Dalam touring ini, saya didaulat sebagai kepala rombongan. Rombongan berangkat jam 10.30 WIB dari Depok, dan tiba di Carita jam 18.00. Rute yang dilalui adalah lewat Tangerang, Balaraja, Serang, dan Cilegon. Sepanjang perjalanan, banyak memakan waku istirahat. Mungkin hampir 2 jam. Jarak tempuh waktu berangkat sekitar 180 KM. Sangat melelahkan memang. Untung saja, banyak kawan yang bisa bawa GL Pro saya. Sehingga saya bisa saling bergantian mengendarainya. Tidak seperti tahun lalu, pulang-pergi, GL Pro saya bawa sendirian. Hasilnya, sampai rumah harus cari tukang urut.

Di Carita, rombongan menginap di pinggir pantai di salah satu lingkungan tempat wisata yang sepi. Sengaja pilih sepi. Pada sebuah saung yang terbuat dari bambu dan beratap rumbia, kami menginap di dalamnya. Saung ini tidak ditutup penuh oleh dinding. Dindingnya hanya setengah saja, sekitar 50 Cm. Saya tidak terlalu suka tempat ini. Tapi karena kebanyakan anggota rombongan menyepakati, ya sudah, saya ikut.
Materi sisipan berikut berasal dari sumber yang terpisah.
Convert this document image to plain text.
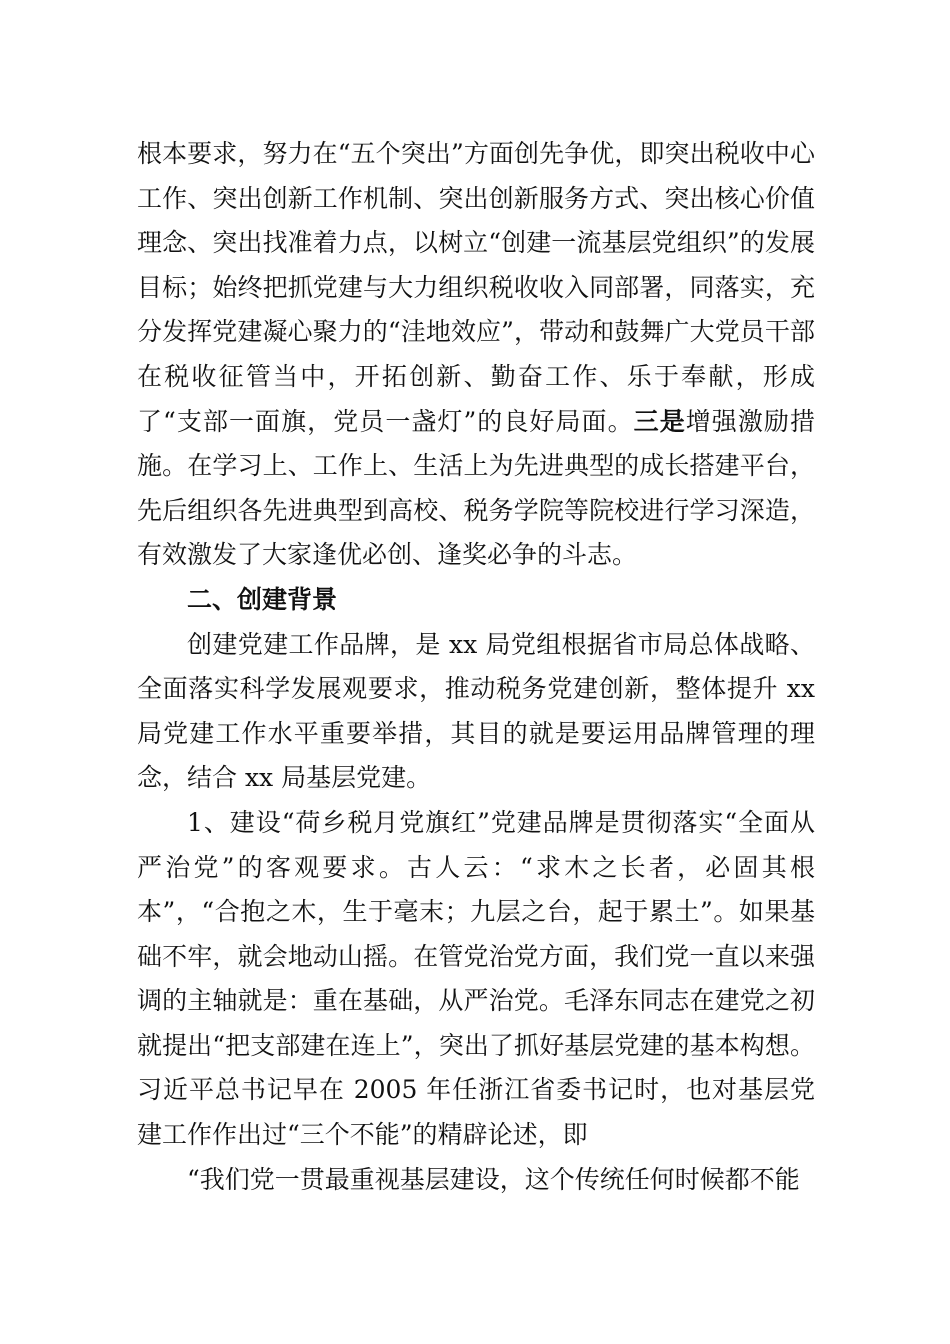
根本要求，努力在“五个突出”方面创先争优，即突出税收中心工作、突出创新工作机制、突出创新服务方式、突出核心价值理念、突出找准着力点，以树立“创建一流基层党组织”的发展目标；始终把抓党建与大力组织税收收入同部署，同落实，充分发挥党建凝心聚力的“洼地效应”，带动和鼓舞广大党员干部在税收征管当中，开拓创新、勤奋工作、乐于奉献，形成了“支部一面旗，党员一盏灯”的良好局面。三是增强激励措施。在学习上、工作上、生活上为先进典型的成长搭建平台，先后组织各先进典型到高校、税务学院等院校进行学习深造，有效激发了大家逢优必创、逢奖必争的斗志。

二、创建背景

创建党建工作品牌，是 xx 局党组根据省市局总体战略、全面落实科学发展观要求，推动税务党建创新，整体提升 xx 局党建工作水平重要举措，其目的就是要运用品牌管理的理念，结合 xx 局基层党建。

1、建设“荷乡税月党旗红”党建品牌是贯彻落实“全面从严治党”的客观要求。古人云：“求木之长者，必固其根本”，“合抱之木，生于毫末；九层之台，起于累土”。如果基础不牢，就会地动山摇。在管党治党方面，我们党一直以来强调的主轴就是：重在基础，从严治党。毛泽东同志在建党之初就提出“把支部建在连上”，突出了抓好基层党建的基本构想。习近平总书记早在 2005 年任浙江省委书记时，也对基层党建工作作出过“三个不能”的精辟论述，即

“我们党一贯最重视基层建设，这个传统任何时候都不能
Di lokasi itu, saya langsung masuk ke dalam saung. Tidak banyak aktivitas yang saya lakukan. Tubuh saya terasa diserang masuk angin. Saya langsung merebahkan diri dan coba memejamkan mata. Sial, ternyata serangan nyamuk pada tengah malam, membuat saya tak bisa tidur nyenyak. Akhirnya sampai matahari terbut saya tetap berada di dalam saung. Sementara kawan-kawan saya lainnya, justru menghabiskan malam dengan begadang. Mereka menikmatinya sambil bernyanyi, bermain gitar dan minum kopi.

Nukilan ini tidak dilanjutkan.